Finance Minister Mikhail Zadornov was as welcome as a pathogen in a clean room at last week’s Washington, D.C., meetings of the International Monetary Fund. In a plea for money, he presented Russia’s “anticrisis” fourth-quarter draft budget to his counterparts from the Group of Seven. The draft budget–it has yet to be approved by the Duma–closes the country’s yawning financial gap with US$4.3 billion from the IMF (the second tranche of the US$22 billion loan agreed to in July); plus US$2.5 billion in new money from the G-7 countries; plus another billion to come from improved tax collection.
Under the circumstances, the G-7 ministers were remarkably polite. They did not throw him out of the window but instead lectured him on the need to avoid excessive growth in the money supply and urged him to renegotiate payment terms with his commercial creditors. Zadornov returned to Moscow to report that release of credits from the international financial institutions will depend on Russia’s taking practical steps to deal with the crisis.
But so far there are neither steps, nor plans for steps, nor plans for plans.

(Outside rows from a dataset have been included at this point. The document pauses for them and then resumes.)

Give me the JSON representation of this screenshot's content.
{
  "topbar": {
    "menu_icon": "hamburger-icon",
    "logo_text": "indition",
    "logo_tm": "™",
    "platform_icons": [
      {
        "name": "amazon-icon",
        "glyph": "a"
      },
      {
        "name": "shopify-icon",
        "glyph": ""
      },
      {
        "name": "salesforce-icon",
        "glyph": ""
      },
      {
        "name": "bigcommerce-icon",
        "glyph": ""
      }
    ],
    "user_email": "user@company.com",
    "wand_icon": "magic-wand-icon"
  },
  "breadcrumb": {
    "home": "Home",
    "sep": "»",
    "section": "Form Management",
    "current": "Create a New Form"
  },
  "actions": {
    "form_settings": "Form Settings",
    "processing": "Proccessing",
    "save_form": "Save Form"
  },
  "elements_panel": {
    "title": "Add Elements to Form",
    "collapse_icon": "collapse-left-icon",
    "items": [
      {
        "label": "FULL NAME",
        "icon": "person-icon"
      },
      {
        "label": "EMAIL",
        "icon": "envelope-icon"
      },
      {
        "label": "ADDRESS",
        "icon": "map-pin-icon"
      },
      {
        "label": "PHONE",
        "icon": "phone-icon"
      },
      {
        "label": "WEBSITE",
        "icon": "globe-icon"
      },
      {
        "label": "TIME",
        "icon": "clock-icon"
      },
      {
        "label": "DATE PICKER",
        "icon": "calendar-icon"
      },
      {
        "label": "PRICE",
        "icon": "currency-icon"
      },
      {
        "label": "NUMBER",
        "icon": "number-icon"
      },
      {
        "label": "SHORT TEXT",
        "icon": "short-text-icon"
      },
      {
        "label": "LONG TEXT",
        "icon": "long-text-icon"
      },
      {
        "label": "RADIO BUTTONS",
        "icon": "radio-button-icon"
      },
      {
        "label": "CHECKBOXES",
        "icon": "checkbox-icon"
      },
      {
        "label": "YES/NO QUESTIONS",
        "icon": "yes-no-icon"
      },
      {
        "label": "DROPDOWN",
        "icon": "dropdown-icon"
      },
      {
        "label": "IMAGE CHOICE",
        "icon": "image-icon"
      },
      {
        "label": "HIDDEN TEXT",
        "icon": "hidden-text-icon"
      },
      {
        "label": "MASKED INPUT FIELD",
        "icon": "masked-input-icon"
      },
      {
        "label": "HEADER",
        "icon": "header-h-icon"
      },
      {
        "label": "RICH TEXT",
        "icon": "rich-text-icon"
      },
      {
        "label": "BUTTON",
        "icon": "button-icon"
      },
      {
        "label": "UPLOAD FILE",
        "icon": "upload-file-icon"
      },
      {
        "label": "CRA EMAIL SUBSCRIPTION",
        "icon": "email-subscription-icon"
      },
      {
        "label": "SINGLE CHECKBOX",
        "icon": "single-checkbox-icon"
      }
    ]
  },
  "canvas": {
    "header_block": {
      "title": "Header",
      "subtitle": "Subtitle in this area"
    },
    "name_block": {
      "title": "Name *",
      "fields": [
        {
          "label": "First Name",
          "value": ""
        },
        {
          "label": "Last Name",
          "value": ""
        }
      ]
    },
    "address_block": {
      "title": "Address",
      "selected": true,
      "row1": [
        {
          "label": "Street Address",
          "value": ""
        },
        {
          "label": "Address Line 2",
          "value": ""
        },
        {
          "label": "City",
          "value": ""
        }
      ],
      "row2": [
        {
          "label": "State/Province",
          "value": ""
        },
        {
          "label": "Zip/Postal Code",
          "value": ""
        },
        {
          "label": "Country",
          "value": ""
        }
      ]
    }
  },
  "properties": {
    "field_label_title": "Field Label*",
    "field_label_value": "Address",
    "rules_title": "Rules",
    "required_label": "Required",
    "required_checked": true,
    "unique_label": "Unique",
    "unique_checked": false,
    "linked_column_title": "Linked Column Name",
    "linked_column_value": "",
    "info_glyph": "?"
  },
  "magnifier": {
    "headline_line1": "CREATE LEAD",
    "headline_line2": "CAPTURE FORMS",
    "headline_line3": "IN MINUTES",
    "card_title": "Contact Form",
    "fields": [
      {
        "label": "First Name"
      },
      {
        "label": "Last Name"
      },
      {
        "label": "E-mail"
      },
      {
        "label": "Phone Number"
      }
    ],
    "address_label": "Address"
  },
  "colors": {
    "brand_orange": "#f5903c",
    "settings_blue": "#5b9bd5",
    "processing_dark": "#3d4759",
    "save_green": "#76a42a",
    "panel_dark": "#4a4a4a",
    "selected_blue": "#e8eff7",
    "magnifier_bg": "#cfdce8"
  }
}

The only steps taken last week were walking gingerly back from the leaked proposals of Deputy Prime Minister Yuri Maslyukov to turn Russia into a financial autarky–a place in which, in the words of The Economist, “the government can steal and squander its citizens’ wealth without the inconvenience of allowing them any alternative.” Maslyukov himself went on television to deny that he had any plan to interfere with the circulation of dollars in Russia. “The more dollars we have in this country the easier it will be to make good on our debts,” he said. Prime Minister Yevgeny Primakov told a group of Western companies with direct investments in Russia that there would be no prohibition on dollars entering or circulating in the country, only some restrictions on dollar outflows. They must have found that reassuring.
The prospects for funding the government with anything but newly created rubles remain extremely poor. Total federal tax collections for the month of September were reported at 9.8 billion rubles, about US$575 million at 17 rubles to the dollar. That is 2 billion rubles less than the August collection, which was half of July’s. The chairmen of Russia’s thirteen largest oil companies attacked a proposal in Zadornov’s draft budget to raise taxes on oil exports. (Readers may recall these taxes were to have been eliminated under Russia’s February 1996, agreement with the IMF.) The deputy minister of economics projected inflation for 1998 at 200-230 percent, with gross domestic product likely to be more than 5 percent below last year’s level. Imports are drying up, down 45 percent in September–bad news in a country that last year brought 40 percent of its food in from abroad, and this year faces the worst grain harvest since the early 1950s.
Nevertheless the much-promoted general strike and day of protest on October 7 was peaceful, passionless, and poorly attended. Communist Party chief Gennady Zyuganov had predicted a turnout of 40 million. Less exuberant labor-union leaders expected 25-30 million nationwide. In the end the number of participants may have been half that, some 14 million according to a Justice Department official. Crowds in Moscow numbered no more than 50,000, said the police. Demonstrators seemed to know what they were against, but not what they were for.
Not that there is any shortage of people who want to tell them. Moscow Mayor Yuri Luzhkov peeled off his seventh veil and declared himself willing to be the presidential candidate of a center-left coalition. Gennady Seleznev, the Communist who is speaker of the Duma, also announced his readiness to lead a left-of-center coalition into parliamentary elections next year and presidential elections in 2000. Seleznev took a swipe at rival Luzhkov, calling him “as far from left-of-center as I am from Pope of Rome.” But Luzhkov’s statements, made, oddly enough, during a trip to Britain, received favorable commentary from Communist chief Zyuganov, Agrarian Party leader Mikhail Lapshin, and political rookie of the year General Andrei Nikolaev. Nikolaev, the former head of the Border Forces, the Union of Popular Rule and Labor, a new movement that could serve as a vehicle for the candidacy of Luzhkov, who has not signed up with any political party.